We also understand the Reviewer's comment that the link between the mechanism of ACE2 activation/regulation and disease conditions could be better explained. However, it seems to us that the link between the mechanism of ACE2 and selected disease conditions is relatively well explained. In the introduction part of the manuscript, we explained the physiology and signaling pathway of the RAAS, and the function of the ACE2 in the context of this pathway. Further on, we focused our research on the function of ACE2 in inflammation and pulmonary diseases in general where we discussed the potential protective role of ACE2 described so far in animal models. Finally, we reviewed some of the published data related to selected chronic pulmonary disease, together with the role of ACE2 in the context of COVID-19. It seems to us that in all the above-mentioned parts of the text we have touched on the connection between the mechanism of action of ACE2 and pathological conditions. We are aware that it can always be better, but we hope that the Reviewer will reconsider his decision in a positive way and accept the current form.    

4) In discussion, the authors stated “Given the fact that all described/suggested models of ACE2 receptor involvement in inflammatory lung diseases came from animals, it is necessary to conduct the studies on humans, aiming to get better insight into the pathogenesis of the disease.” which is not accurate. For example, there is a clinical trial which resulted in that ACE2 blockers did not change the live ratio in mild to moderate COVID-19 patients. (JAMA. 2021;325(3):254-264. doi:10.1001/jama.2020.25864).

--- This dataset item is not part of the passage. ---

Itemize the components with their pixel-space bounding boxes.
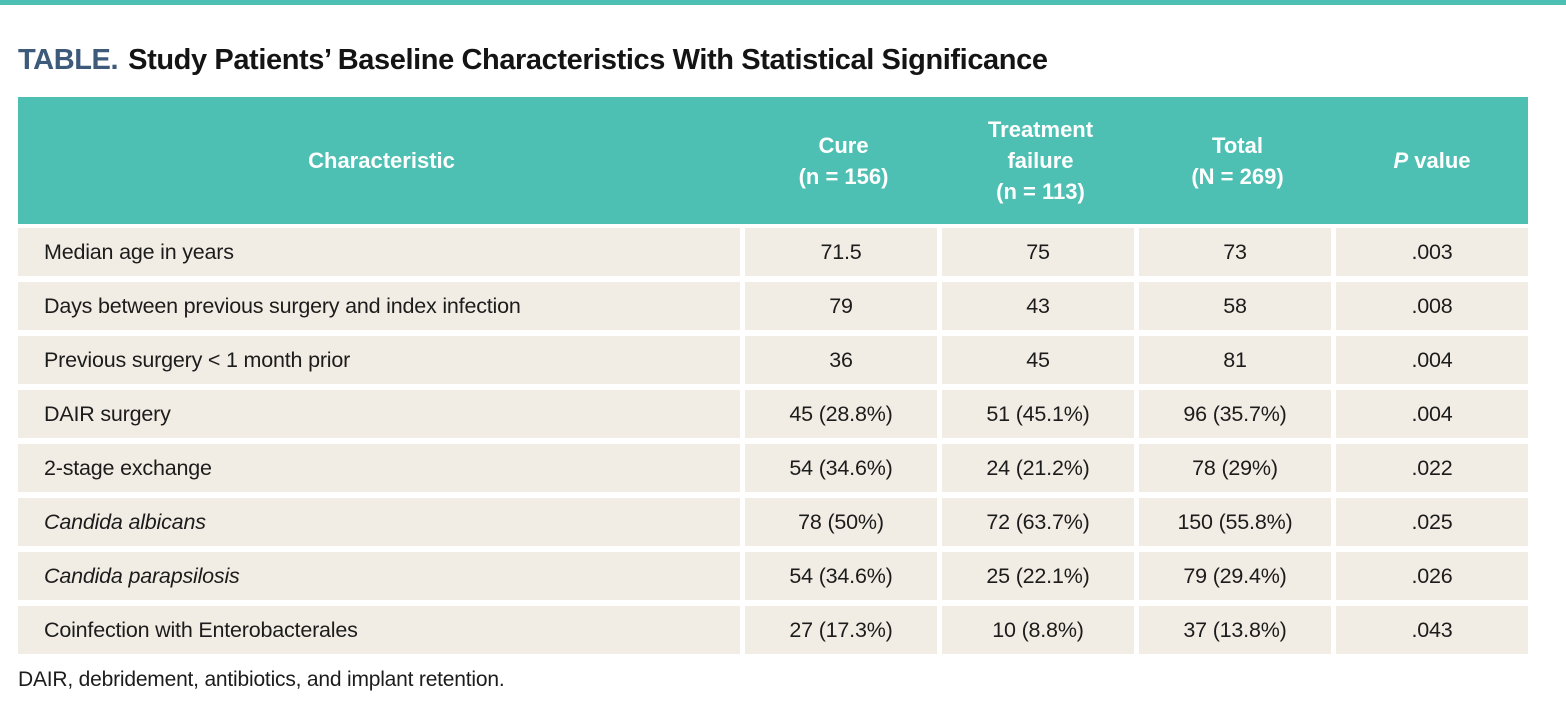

We agree with the Reviewer’s opinion that the above-mentioned sentence is slightly strange formulated and therefore in the new version of the manuscript it is changed: Given the fact that the majority of the described models of ACE2 receptor involvement in chronic inflammatory lung diseases came from animal models of acute inflammatory lung diseases, it is necessary to conduct more studies on humans, aiming to get better insight into the pathogenesis of the disease.

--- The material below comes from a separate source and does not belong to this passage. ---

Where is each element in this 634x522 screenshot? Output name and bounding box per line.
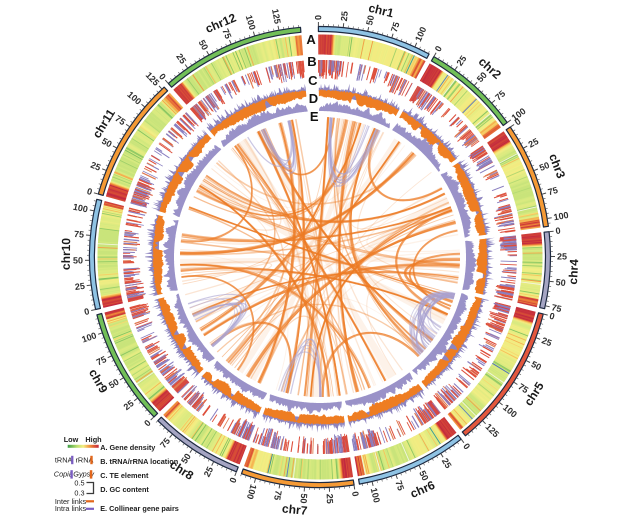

Regarding the Reviewer's comment that it is not accurate, it seems to us that it is a misunderstanding. The above-mentioned paper, suggested by the Reviewer, is a clinical trial related to the ACEIs and ARBs. The aim of the study was to determine how intake of those drugs is related to the duration of hospitalization. It is interesting to study, however, the aim of our research was not related to that. We hope that additional references included in the new version of the manuscript will meet the Reviewers requirements.

Round 2

Reviewer 3 Report

The authors have addressed my concerns.